DEEP CONVOLUTIONAL NEURAL NETWORKS FOR CAVITY AND PIT DETECTION IN DENTAL IMAGES
Keywords:
Convolutional Neural Network, Deep learning, Image processing, Object detection, Teeth Cave Convolutional Neural Network (CAVTee-CNN), Preventive Fluoride TreatmentsAbstract
If it is not addressed, several oral issues can arise from dental caries, one of the most prevalent oral disorders. However, access to professional dental care is often limited, particularly in underserved communities. Our proposed AI-based solution empowers individuals to monitor their oral health and detect early signs of cavities. Children are particularly susceptible to pits and caries in permanent molars, which mostly arise in the cavities on the occlusal, buccal, and palatal surfaces of molars. To address this challenge, we propose developing an AI-powered solution that utilizes smartphone cameras to capture and analyze dental images for cavity detection. This research enables image processing techniques and computer vision algorithms to identify and classify various cavities, including early-stage lesions and enamel defects.

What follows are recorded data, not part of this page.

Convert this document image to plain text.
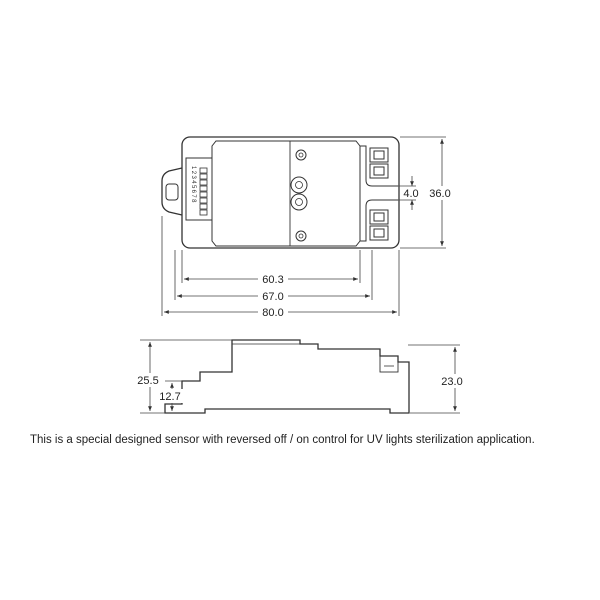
12345678
60.3
67.0
80.0
36.0
4.0
25.5
12.7
23.0
This is a special designed sensor with reversed off / on control for UV lights sterilization application.
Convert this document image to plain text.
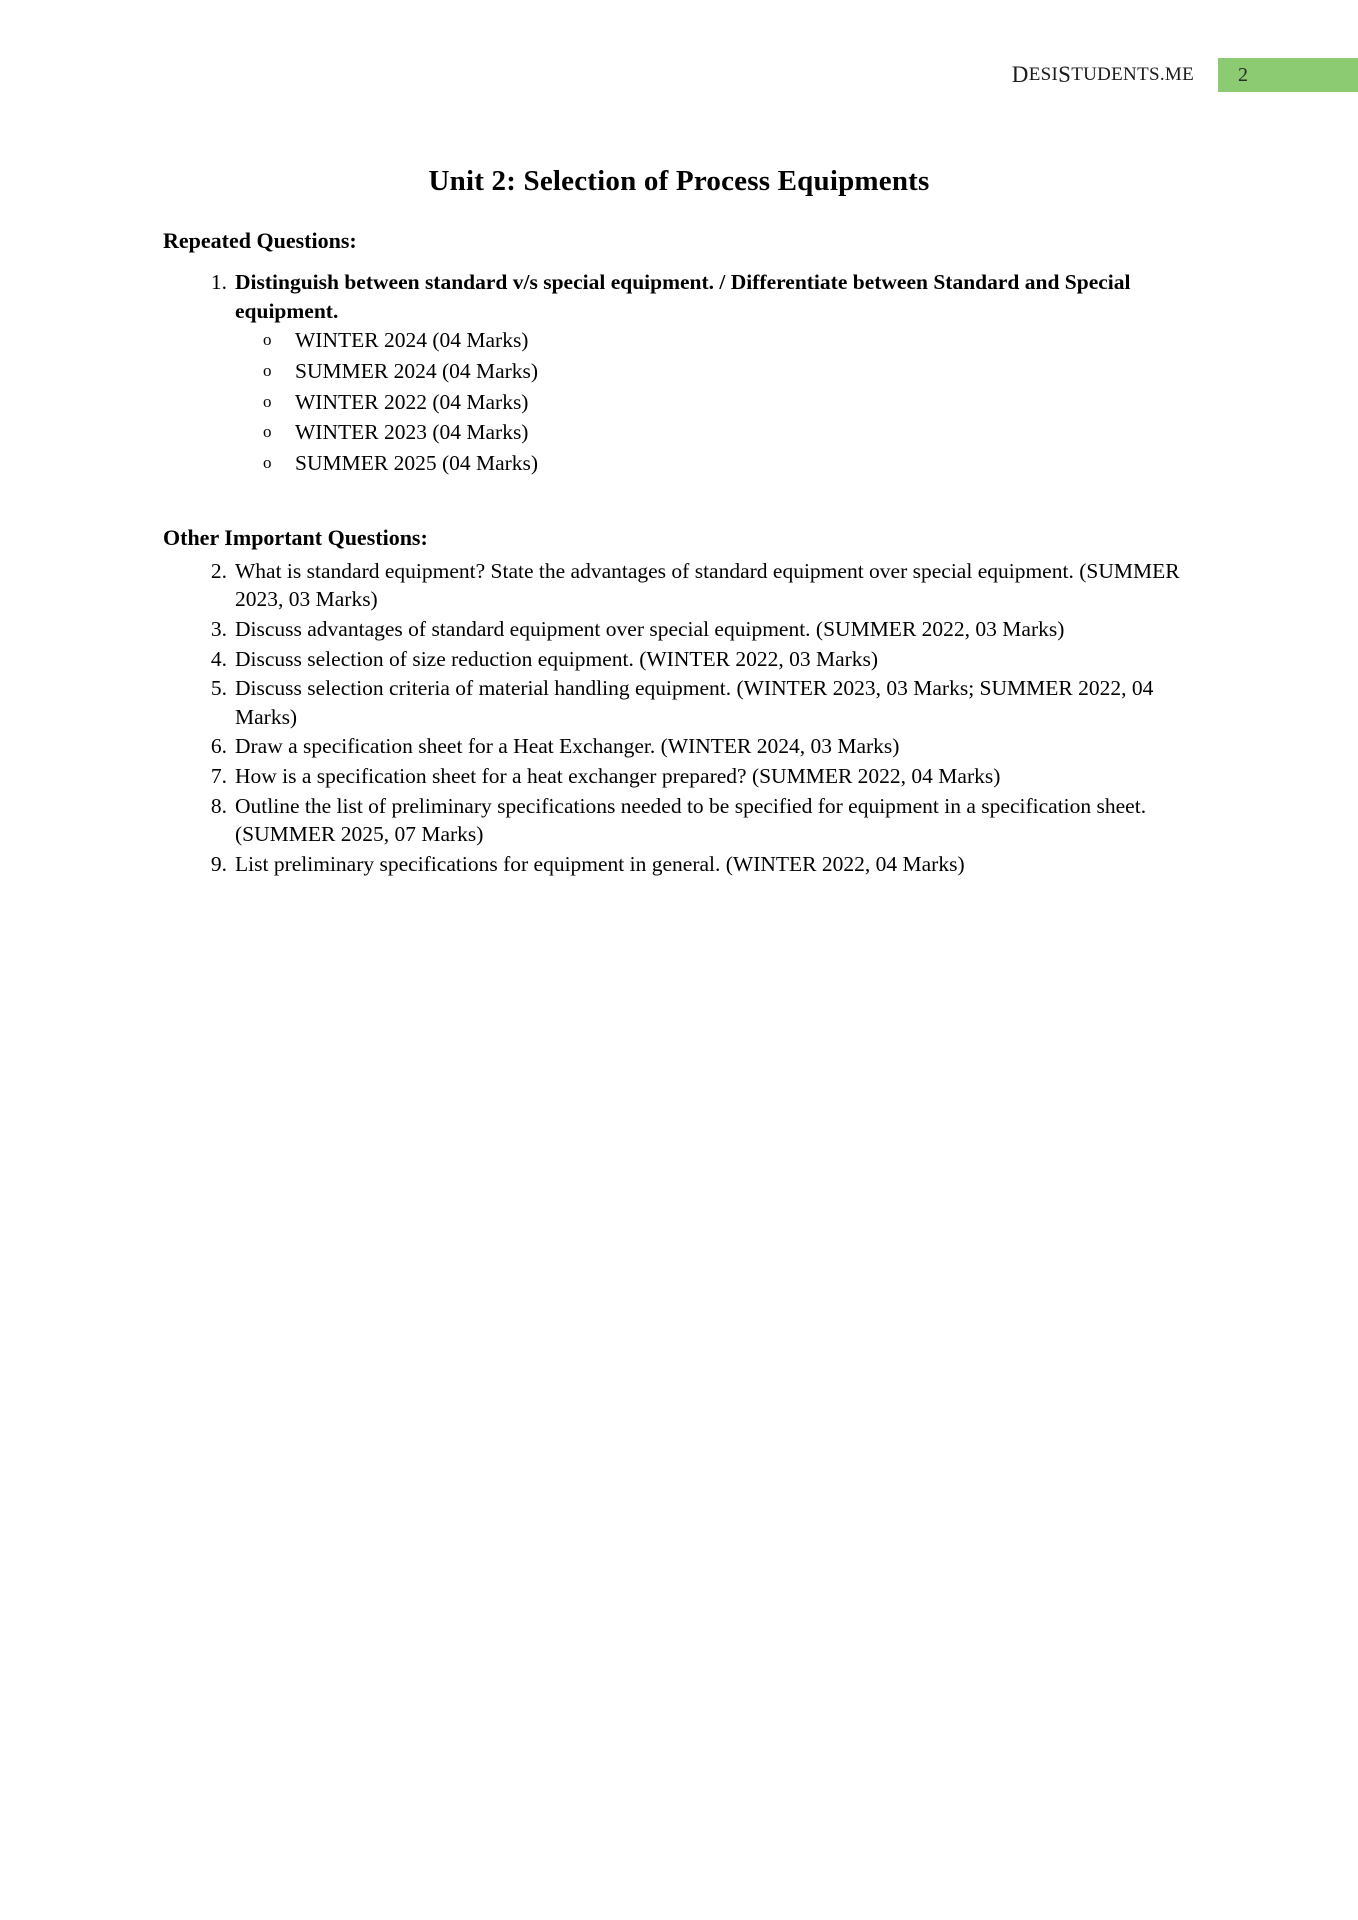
D ESI S TUDENTS .ME 2
Unit 2: Selection of Process Equipments
Repeated Questions:
1. Distinguish between standard v/s special equipment. / Differentiate between Standard and Special equipment.
o WINTER 2024 (04 Marks)
o SUMMER 2024 (04 Marks)
o WINTER 2022 (04 Marks)
o WINTER 2023 (04 Marks)
o SUMMER 2025 (04 Marks)
Other Important Questions:
2. What is standard equipment? State the advantages of standard equipment over special equipment. (SUMMER 2023, 03 Marks)
3. Discuss advantages of standard equipment over special equipment. (SUMMER 2022, 03 Marks)
4. Discuss selection of size reduction equipment. (WINTER 2022, 03 Marks)
5. Discuss selection criteria of material handling equipment. (WINTER 2023, 03 Marks; SUMMER 2022, 04 Marks)
6. Draw a specification sheet for a Heat Exchanger. (WINTER 2024, 03 Marks)
7. How is a specification sheet for a heat exchanger prepared? (SUMMER 2022, 04 Marks)
8. Outline the list of preliminary specifications needed to be specified for equipment in a specification sheet. (SUMMER 2025, 07 Marks)
9. List preliminary specifications for equipment in general. (WINTER 2022, 04 Marks)
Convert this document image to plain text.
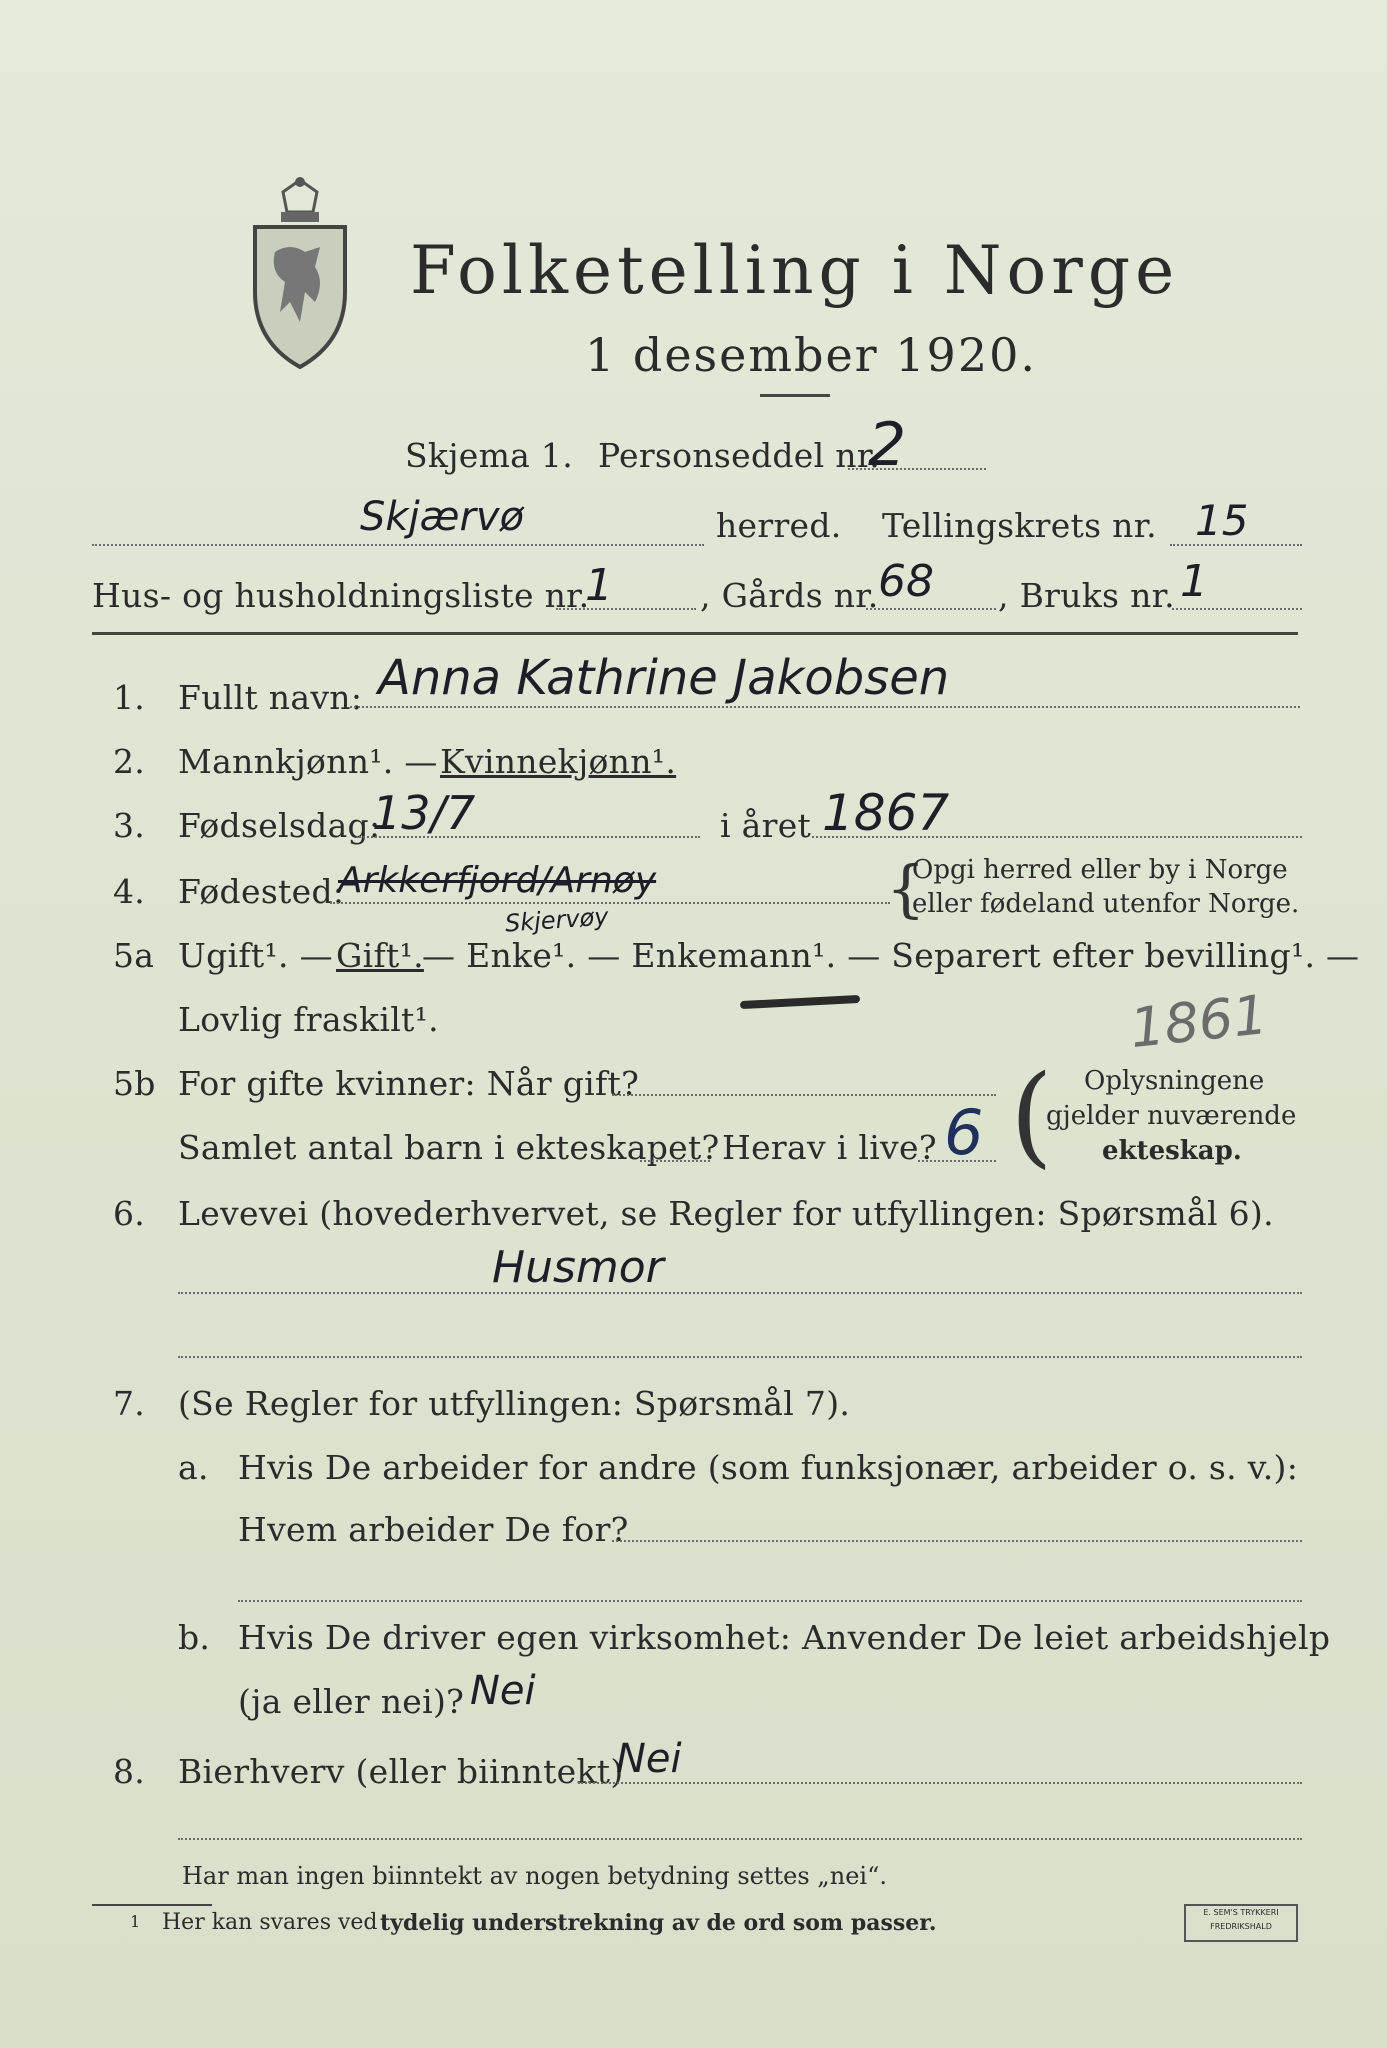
Folketelling i Norge
1 desember 1920.
Skjema 1. Personseddel nr.
2
Skjærvø	herred. Tellingskrets nr. 15
Hus- og husholdningsliste nr.
1	, Gårds nr. 68 , Bruks nr. 1
1. Fullt navn: Anna Kathrine Jakobsen
2. Mannkjønn¹. — Kvinnekjønn¹.
3. Fødselsdag:
13/7	i året 1867
4. Fødested:
Arkkerfjord/Arnøy
Skjervøy	{
Opgi herred eller by i Norge
eller fødeland utenfor Norge.
5a Ugift¹. — Gift¹.
— Enke¹. — Enkemann¹. — Separert efter bevilling¹. —
Lovlig fraskilt¹.	1861
5b For gifte kvinner: Når gift?
Samlet antal barn i ekteskapet? Herav i live? 6 ( Oplysningene
gjelder nuværende
ekteskap.
6. Levevei (hovederhvervet, se Regler for utfyllingen: Spørsmål 6).
Husmor
7. (Se Regler for utfyllingen: Spørsmål 7).
a. Hvis De arbeider for andre (som funksjonær, arbeider o. s. v.):
Hvem arbeider De for?
b. Hvis De driver egen virksomhet: Anvender De leiet arbeidshjelp
(ja eller nei)? Nei
8. Bierhverv (eller biinntekt)
Nei
Har man ingen biinntekt av nogen betydning settes „nei“.
1 Her kan svares ved tydelig understrekning av de ord som passer.	E. SEM'S TRYKKERI
FREDRIKSHALD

Using the Teeth Cave Convolutional Neural Network (CAVTee-CNN), which was particularly designed for dental cavity detection, we were able to minimize information loss during the preprocessing of images. This custom network was developed through extensive experimentation with convolutional layers, activation functions, and pooling mechanisms adapted to highlight dental features. The CAVTee-CNN Model enhances both efficiency and accuracy; it yields the best result of 85.2. By providing timely and accurate cavity detection, the application can empower users to make informed decisions about their oral health and seek appropriate dental care when necessary.